Tuesday, August 18, 2009
Of the following graph, Paul Kedrosky writes:
The chart compares recovery periods after major market implosions over the last hundred years. As you will immediately see, while they have many differences, flattening out, or even declining, is the most common pattern after the initial "we're not dead yet" bounce.
There's a difference between a rally in a bear market and an actual bull. This one still smells awfully ursine to me. But that's not a reason not to buy.
Check the underlying fundamentals and drivers.
In the Roosevelt debacle, the natural recovery was crushed by New Deal efforts to "help."
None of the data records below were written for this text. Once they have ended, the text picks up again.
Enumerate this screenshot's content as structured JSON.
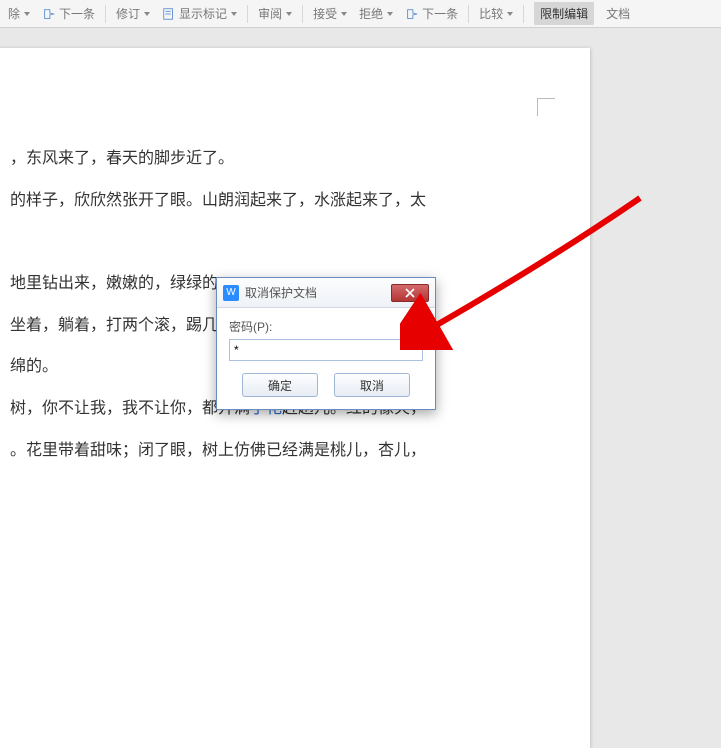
{
  "toolbar": {
    "delete_label": "除",
    "next1_label": "下一条",
    "revise_label": "修订",
    "show_markup_label": "显示标记",
    "review_label": "审阅",
    "accept_label": "接受",
    "reject_label": "拒绝",
    "next2_label": "下一条",
    "compare_label": "比较",
    "restrict_label": "限制编辑",
    "doc_label": "文档"
  },
  "document": {
    "lines": [
      "，东风来了，春天的脚步近了。",
      "的样子，欣欣然张开了眼。山朗润起来了，水涨起来了，太",
      "地里钻出来，嫩嫩的，绿绿的",
      "坐着，躺着，打两个滚，踢几                                藏。",
      "绵的。",
      "树，你不让我，我不让你，都开满",
      "赶趟儿。红的像火，",
      "。花里带着甜味；闭了眼，树上仿佛已经满是桃儿，杏儿，"
    ],
    "link_text": "了花"
  },
  "dialog": {
    "title": "取消保护文档",
    "password_label": "密码(P):",
    "password_value": "*",
    "ok_label": "确定",
    "cancel_label": "取消"
  }
}
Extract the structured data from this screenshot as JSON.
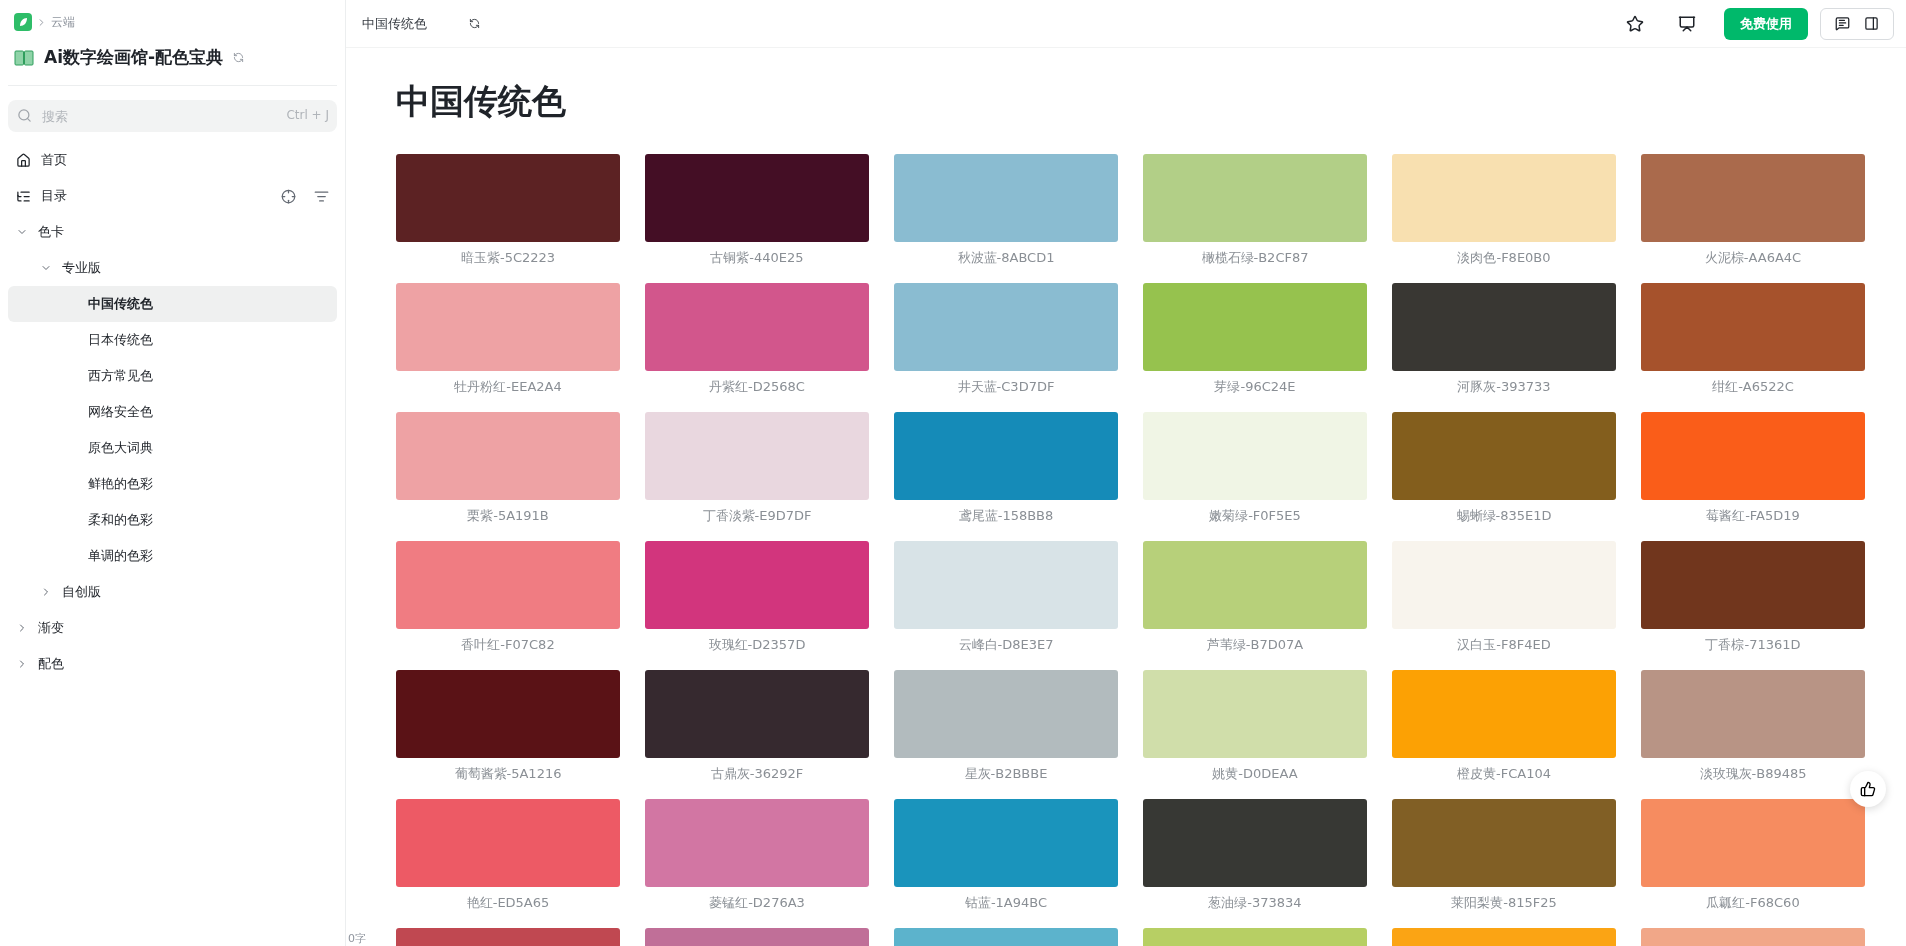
{
  "sidebar": {
    "breadcrumb": "云端",
    "title": "Ai数字绘画馆-配色宝典",
    "search": {
      "placeholder": "搜索",
      "shortcut": "Ctrl + J"
    },
    "nav": [
      {
        "kind": "home",
        "label": "首页"
      },
      {
        "kind": "toc",
        "label": "目录"
      }
    ],
    "tree": [
      {
        "label": "色卡",
        "expanded": true,
        "children": [
          {
            "label": "专业版",
            "expanded": true,
            "children": [
              {
                "label": "中国传统色",
                "selected": true
              },
              {
                "label": "日本传统色",
                "selected": false
              },
              {
                "label": "西方常见色",
                "selected": false
              },
              {
                "label": "网络安全色",
                "selected": false
              },
              {
                "label": "原色大词典",
                "selected": false
              },
              {
                "label": "鲜艳的色彩",
                "selected": false
              },
              {
                "label": "柔和的色彩",
                "selected": false
              },
              {
                "label": "单调的色彩",
                "selected": false
              }
            ]
          },
          {
            "label": "自创版",
            "expanded": false
          }
        ]
      },
      {
        "label": "渐变",
        "expanded": false
      },
      {
        "label": "配色",
        "expanded": false
      }
    ]
  },
  "topbar": {
    "doc_title": "中国传统色",
    "primary_button": "免费使用"
  },
  "page": {
    "heading": "中国传统色",
    "word_count": "0字",
    "swatches": [
      {
        "label": "暗玉紫-5C2223",
        "color": "#5c2223"
      },
      {
        "label": "古铜紫-440E25",
        "color": "#440e25"
      },
      {
        "label": "秋波蓝-8ABCD1",
        "color": "#8abcd1"
      },
      {
        "label": "橄榄石绿-B2CF87",
        "color": "#b2cf87"
      },
      {
        "label": "淡肉色-F8E0B0",
        "color": "#f8e0b0"
      },
      {
        "label": "火泥棕-AA6A4C",
        "color": "#aa6a4c"
      },
      {
        "label": "牡丹粉红-EEA2A4",
        "color": "#eea2a4"
      },
      {
        "label": "丹紫红-D2568C",
        "color": "#d2568c"
      },
      {
        "label": "井天蓝-C3D7DF",
        "color": "#8abcd1"
      },
      {
        "label": "芽绿-96C24E",
        "color": "#96c24e"
      },
      {
        "label": "河豚灰-393733",
        "color": "#393733"
      },
      {
        "label": "绀红-A6522C",
        "color": "#a6522c"
      },
      {
        "label": "栗紫-5A191B",
        "color": "#eea2a4"
      },
      {
        "label": "丁香淡紫-E9D7DF",
        "color": "#e9d7df"
      },
      {
        "label": "鸢尾蓝-158BB8",
        "color": "#158bb8"
      },
      {
        "label": "嫩菊绿-F0F5E5",
        "color": "#f0f5e5"
      },
      {
        "label": "蜴蜥绿-835E1D",
        "color": "#835e1d"
      },
      {
        "label": "莓酱红-FA5D19",
        "color": "#fa5d19"
      },
      {
        "label": "香叶红-F07C82",
        "color": "#f07c82"
      },
      {
        "label": "玫瑰红-D2357D",
        "color": "#d2357d"
      },
      {
        "label": "云峰白-D8E3E7",
        "color": "#d8e3e7"
      },
      {
        "label": "芦苇绿-B7D07A",
        "color": "#b7d07a"
      },
      {
        "label": "汉白玉-F8F4ED",
        "color": "#f8f4ed"
      },
      {
        "label": "丁香棕-71361D",
        "color": "#71361d"
      },
      {
        "label": "葡萄酱紫-5A1216",
        "color": "#5a1216"
      },
      {
        "label": "古鼎灰-36292F",
        "color": "#36292f"
      },
      {
        "label": "星灰-B2BBBE",
        "color": "#b2bbbe"
      },
      {
        "label": "姚黄-D0DEAA",
        "color": "#d0deaa"
      },
      {
        "label": "橙皮黄-FCA104",
        "color": "#fca104"
      },
      {
        "label": "淡玫瑰灰-B89485",
        "color": "#b89485"
      },
      {
        "label": "艳红-ED5A65",
        "color": "#ed5a65"
      },
      {
        "label": "菱锰红-D276A3",
        "color": "#d276a3"
      },
      {
        "label": "钴蓝-1A94BC",
        "color": "#1a94bc"
      },
      {
        "label": "葱油绿-373834",
        "color": "#373834"
      },
      {
        "label": "莱阳梨黄-815F25",
        "color": "#815f25"
      },
      {
        "label": "瓜瓤红-F68C60",
        "color": "#f68c60"
      },
      {
        "color": "#c04851"
      },
      {
        "color": "#c06f98"
      },
      {
        "color": "#5cb3cc"
      },
      {
        "color": "#b7cf64"
      },
      {
        "color": "#fba414"
      },
      {
        "color": "#f1a788"
      }
    ]
  }
}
Today, if recovery peters out, it will be because interest rates can only rise and tax rates can only rise.
I agree with last post -- we have a lot of government-created headwinds that may mean that macro conditions actually worsen. Also, residential real estate is being propped up by the Fed through Fannie and Freddie -- this may work, but may not.
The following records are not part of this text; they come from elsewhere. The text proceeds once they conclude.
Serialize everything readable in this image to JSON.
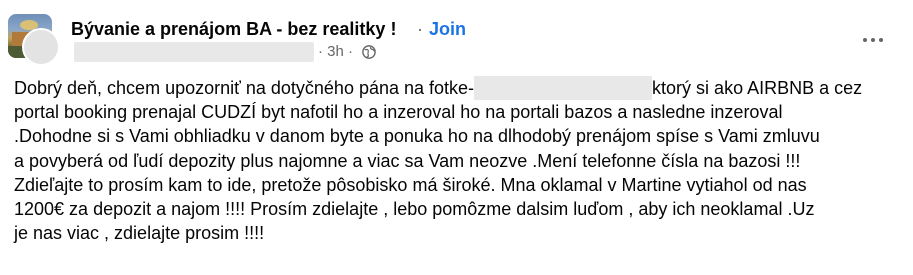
{
  "post": {
    "group_name": "Bývanie a prenájom BA - bez realitky !",
    "separator": "·",
    "join_label": "Join",
    "timestamp": "3h",
    "meta_separator": "·",
    "privacy_icon": "globe-icon",
    "more_icon": "more-options-icon",
    "text_lines": [
      {
        "before": "Dobrý deň, chcem upozorniť na dotyčného pána na fotke-",
        "after": "ktorý si ako AIRBNB a cez"
      },
      {
        "text": "portal booking prenajal CUDZÍ byt  nafotil ho a inzeroval ho na portali bazos a nasledne inzeroval"
      },
      {
        "text": ".Dohodne  si s Vami obhliadku v danom byte a ponuka ho na dlhodobý prenájom spíse s Vami zmluvu"
      },
      {
        "text": "a povyberá od ľudí depozity plus najomne a viac sa Vam neozve .Mení telefonne čísla na bazosi !!!"
      },
      {
        "text": "Zdieľajte to prosím kam to ide, pretože pôsobisko má široké. Mna oklamal v Martine vytiahol od nas"
      },
      {
        "text": "1200€ za depozit a najom !!!! Prosím zdielajte , lebo pomôzme dalsim luďom , aby ich neoklamal .Uz"
      },
      {
        "text": "je nas viac , zdielajte prosim !!!!"
      }
    ]
  },
  "colors": {
    "text": "#050505",
    "secondary": "#65676b",
    "link": "#1b74e4",
    "redaction": "#e8e8e8"
  }
}
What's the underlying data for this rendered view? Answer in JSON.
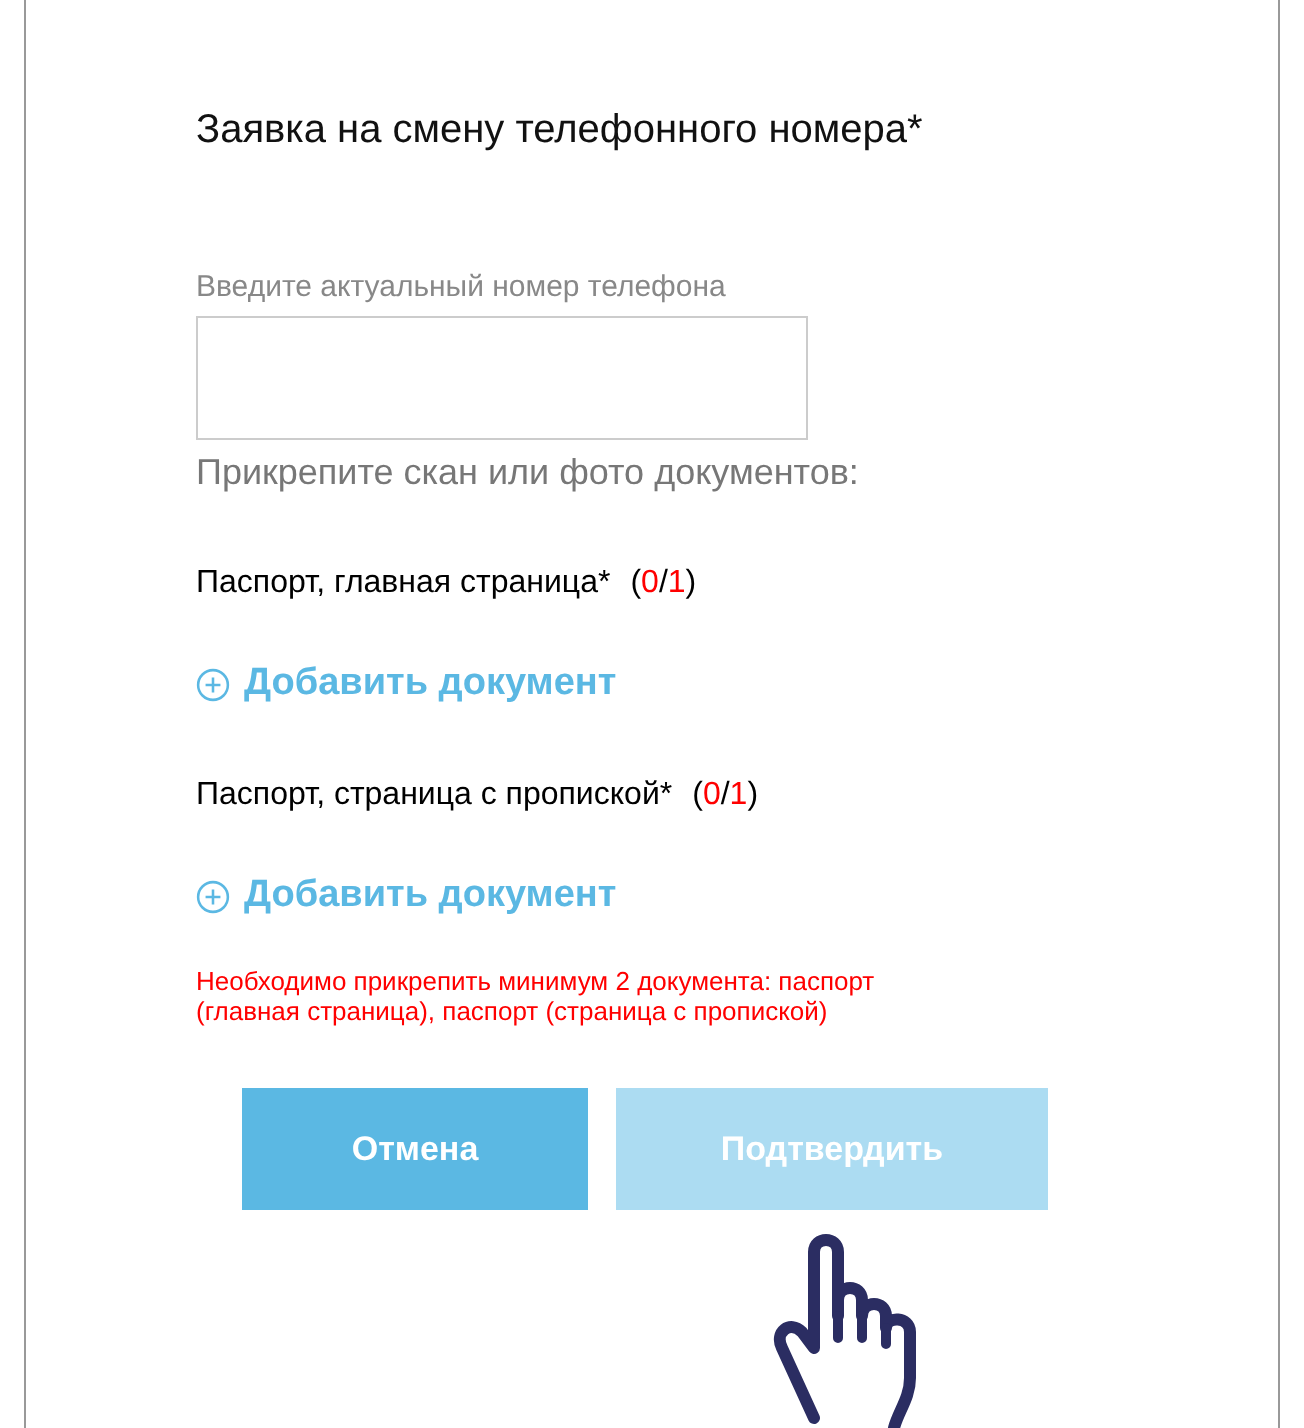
{
  "title": "Заявка на смену телефонного номера*",
  "phone_field": {
    "label": "Введите актуальный номер телефона"
  },
  "attach_prompt": "Прикрепите скан или фото документов:",
  "documents": [
    {
      "label": "Паспорт, главная страница*",
      "counter": [
        {
          "text": "(",
          "kind": "plain"
        },
        {
          "text": "0",
          "kind": "alert"
        },
        {
          "text": "/",
          "kind": "plain"
        },
        {
          "text": "1",
          "kind": "alert"
        },
        {
          "text": ")",
          "kind": "plain"
        }
      ],
      "add_link": "Добавить документ"
    },
    {
      "label": "Паспорт, страница с пропиской*",
      "counter": [
        {
          "text": "(",
          "kind": "plain"
        },
        {
          "text": "0",
          "kind": "alert"
        },
        {
          "text": "/",
          "kind": "plain"
        },
        {
          "text": "1",
          "kind": "alert"
        },
        {
          "text": ")",
          "kind": "plain"
        }
      ],
      "add_link": "Добавить документ"
    }
  ],
  "error": "Необходимо прикрепить минимум 2 документа: паспорт (главная страница), паспорт (страница с пропиской)",
  "buttons": [
    {
      "label": "Отмена",
      "disabled": false
    },
    {
      "label": "Подтвердить",
      "disabled": true
    }
  ]
}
Articles of this type always strike me as arising from the "no team has ever come back from a 24-17 deficit in the Super Bowl" school of analysis. They are perhaps useful in predicting human behaviors (if market participants are influenced, for example) but the assumption that these curves are predictive of other underlying economic conditions seems specious.
Well, yes. But this type of "harp and carp"ing goes on daily among both the tiny investor who might possibly have a comma in their portfolio, and those with two or more. As one of those single comma folks, I appreciate anything that might help keep me focused on the long-term instead of running around with the rest of the headless chickens (and all their lost commas).